Question

A right circular cylindrical tower height \[h\] and radius \[r\] stands on the ground. Let \[P\] be a point in the horizontal plane ground and ABC are the semicircular edge of the top of the tower such that B is the point in it nearest to \[P\] . The angles of elevation of the points A and B are 45° and 60° respectively. Show that \[\dfrac{h}{r} = \dfrac{{\sqrt 3 \left( {1 + \sqrt 3 } \right)}}{2}\].

Answer 1

Hint: We will draw a figure to represent the situation given in the question. We will find the value of \[h\] and \[r\] using standard trigonometric ratios. We will compute \[\dfrac{h}{r}\] and simplify the equation to get the desired form.

Formulas used:
In a right angled triangle \[\tan \theta = \dfrac{P}{B}\] where \[P\] is the perpendicular of the triangle and \[B\]is the base of the triangle.
\[\tan {60^ \circ } = \sqrt 3 \]
\[\tan {45^ \circ } = 1\]
\[\left( {a - b} \right)\left( {a + b} \right) = {a^2} - {b^2}\]

Complete step-by-step answer:
We will draw a figure for the question:

Both \[AT\] and \[BQ\] have length \[h\].
We will assume that the length of \[PQ\]is \[x\].
In \[\Delta BPQ\], \[BQ\] is the perpendicular and \[PQ\] is the base. We will use the first and second formula to find \[\dfrac{h}{x}\] :
\[\begin{array}{c}\tan {60^ \circ } = \dfrac{{BQ}}{{PQ}}\\\tan {60^ \circ } = \dfrac{h}{x}\\\left( 1 \right){\rm{ }}\sqrt 3 = \dfrac{h}{x}\end{array}\]
We can see from the figure that \[PT = x + r\]
In \[\Delta PAT\], \[AT\]is the perpendicular and \[PT\]is the base.
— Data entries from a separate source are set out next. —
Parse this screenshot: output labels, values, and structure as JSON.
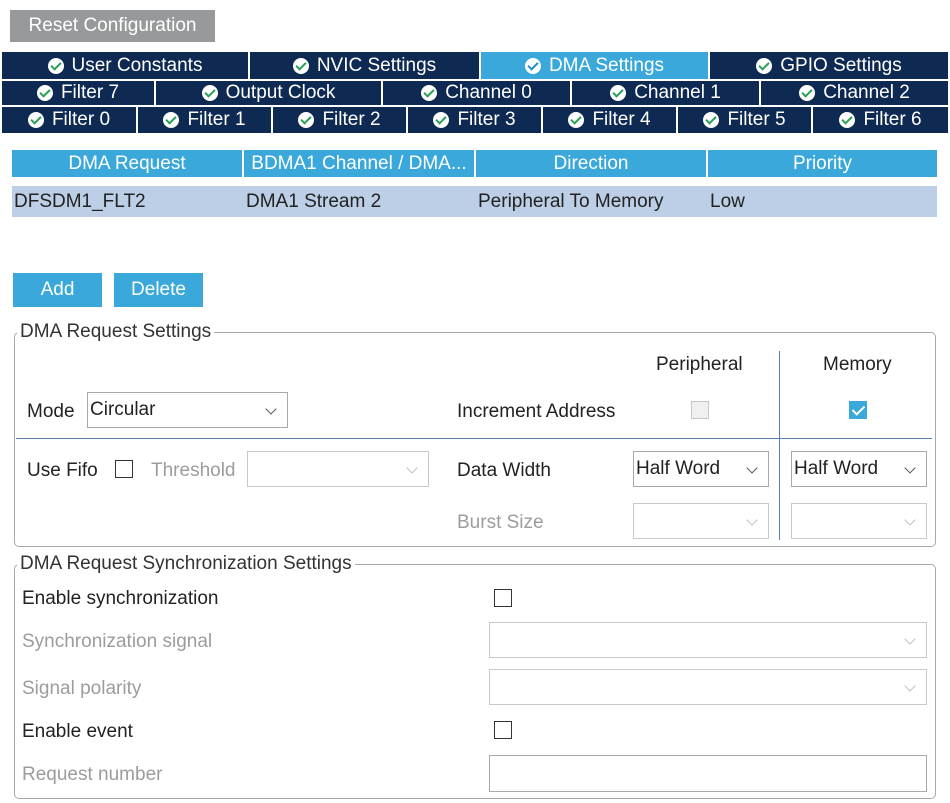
{
  "reset_button": "Reset Configuration",
  "tabs_row1": [
    {
      "label": "User Constants",
      "active": false
    },
    {
      "label": "NVIC Settings",
      "active": false
    },
    {
      "label": "DMA Settings",
      "active": true
    },
    {
      "label": "GPIO Settings",
      "active": false
    }
  ],
  "tabs_row2": [
    {
      "label": "Filter 7"
    },
    {
      "label": "Output Clock"
    },
    {
      "label": "Channel 0"
    },
    {
      "label": "Channel 1"
    },
    {
      "label": "Channel 2"
    }
  ],
  "tabs_row3": [
    {
      "label": "Filter 0"
    },
    {
      "label": "Filter 1"
    },
    {
      "label": "Filter 2"
    },
    {
      "label": "Filter 3"
    },
    {
      "label": "Filter 4"
    },
    {
      "label": "Filter 5"
    },
    {
      "label": "Filter 6"
    }
  ],
  "table": {
    "headers": [
      "DMA Request",
      "BDMA1 Channel / DMA...",
      "Direction",
      "Priority"
    ],
    "rows": [
      [
        "DFSDM1_FLT2",
        "DMA1 Stream 2",
        "Peripheral To Memory",
        "Low"
      ]
    ]
  },
  "buttons": {
    "add": "Add",
    "delete": "Delete"
  },
  "request_settings": {
    "legend": "DMA Request Settings",
    "peripheral_header": "Peripheral",
    "memory_header": "Memory",
    "mode_label": "Mode",
    "mode_value": "Circular",
    "increment_address_label": "Increment Address",
    "increment_peripheral": false,
    "increment_memory": true,
    "use_fifo_label": "Use Fifo",
    "use_fifo": false,
    "threshold_label": "Threshold",
    "threshold_value": "",
    "data_width_label": "Data Width",
    "data_width_peripheral": "Half Word",
    "data_width_memory": "Half Word",
    "burst_size_label": "Burst Size",
    "burst_peripheral": "",
    "burst_memory": ""
  },
  "sync_settings": {
    "legend": "DMA Request Synchronization Settings",
    "enable_sync_label": "Enable synchronization",
    "enable_sync": false,
    "sync_signal_label": "Synchronization signal",
    "signal_polarity_label": "Signal polarity",
    "enable_event_label": "Enable event",
    "enable_event": false,
    "request_number_label": "Request number",
    "request_number_value": ""
  },
  "colors": {
    "tab_dark": "#0e2a52",
    "tab_active": "#3aa8db",
    "table_header": "#3aa8db",
    "table_row": "#bccfe6",
    "button_gray": "#97999b"
  }
}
We will use the first and third formula to find \[x\]:
\[\tan {45^ \circ } = \dfrac{{AT}}{{PT}}\\\Rightarrow \tan {45^ \circ } = \dfrac{h}{{x + r}}\\ \Rightarrow 1 = \dfrac{h}{{x + r}}\\x + r = h\\\Rightarrow \left( 2 \right){\rm{ }}x = h - r\]
We will substitute \[h - r\] for \[x\] in the first equation:
\[\sqrt 3 = \dfrac{h}{{h - r}}\]
We will cross multiply \[h - r\] with \[\sqrt 3 \] :
\[\Rightarrow \sqrt 3 \left( {h - r} \right) = h\\\Rightarrow \sqrt 3 h - \sqrt 3 r = h\\ \Rightarrow \sqrt 3 h - h = \sqrt 3 r\\ \Rightarrow h\left( {\sqrt 3 - 1} \right) = \sqrt 3 r\\ \Rightarrow \dfrac{h}{r} = \dfrac{{\sqrt 3 }}{{\sqrt 3 - 1}}\]
We will multiply the numerator and the denominator in the right-hand side with\[\left( {\sqrt 3 + 1} \right)\] to convert the denominator into rational form:
\[\Rightarrow \dfrac{h}{r} = \dfrac{{\sqrt 3 \left( {\sqrt 3 + 1} \right)}}{{\left( {\sqrt 3 - 1} \right)\left( {\sqrt 3 + 1} \right)}}\]
We will substitute \[\sqrt 3 \] for \[a\] and 1 for \[b\] in the 4th formula:
\[ \Rightarrow \begin{array}{l}\dfrac{h}{r} = \dfrac{{\sqrt 3 \left( {\sqrt 3 + 1} \right)}}{{{{\left( {\sqrt 3 } \right)}^2} - 1}}\\ \Rightarrow \dfrac{h}{r} = \dfrac{{\sqrt 3 \left( {\sqrt 3 + 1} \right)}}{2}\end{array}\]
\[\therefore \] We have shown that \[\dfrac{h}{r} = \dfrac{{\sqrt 3 \left( {\sqrt 3 + 1} \right)}}{2}\].
Note: We can also find the solution by cross multiplying \[x\] with \[\sqrt 3 \] in the 1st equation:
\[\begin{array}{c}\sqrt 3 x = h\\x = \dfrac{h}{{\sqrt 3 }}\end{array}\]
We will substitute \[\dfrac{h}{{\sqrt 3 }}\] for \[x\] in the 2nd equation:
\[\Rightarrow \dfrac{h}{{\sqrt 3 }} = h - r\\ \Rightarrow \dfrac{h}{{\sqrt 3 }} - h = r\\h\left( {\dfrac{1}{{\sqrt 3 }} - 1} \right) = r\]
We will take the L.C.M.:
\[\Rightarrow h\left( {\dfrac{{1 - \sqrt 3 }}{{\sqrt 3 }}} \right) = r\\\Rightarrow \dfrac{h}{r} = \dfrac{{\sqrt 3 }}{{1 - \sqrt 3 }}\]
We will multiply the numerator and the denominator in the right-hand side with\[\Rightarrow \left( {\sqrt 3 + 1} \right)\] to convert the denominator into rational form:
\[\Rightarrow \dfrac{h}{r} = \dfrac{{\sqrt 3 \left( {\sqrt 3 + 1} \right)}}{{\left( {\sqrt 3 - 1} \right)\left( {\sqrt 3 + 1} \right)}}\]
We will substitute \[\sqrt 3 \] for \[a\] and 1 for \[b\] in the 4th formula:
\[ \Rightarrow \dfrac{h}{r} = \dfrac{{\sqrt 3 \left( {\sqrt 3 + 1} \right)}}{{{{\left( {\sqrt 3 } \right)}^2} - 1}}\\\Rightarrow \dfrac{h}{r} = \dfrac{{\sqrt 3 \left( {\sqrt 3 + 1} \right)}}{2}\]
We have proven the desired result.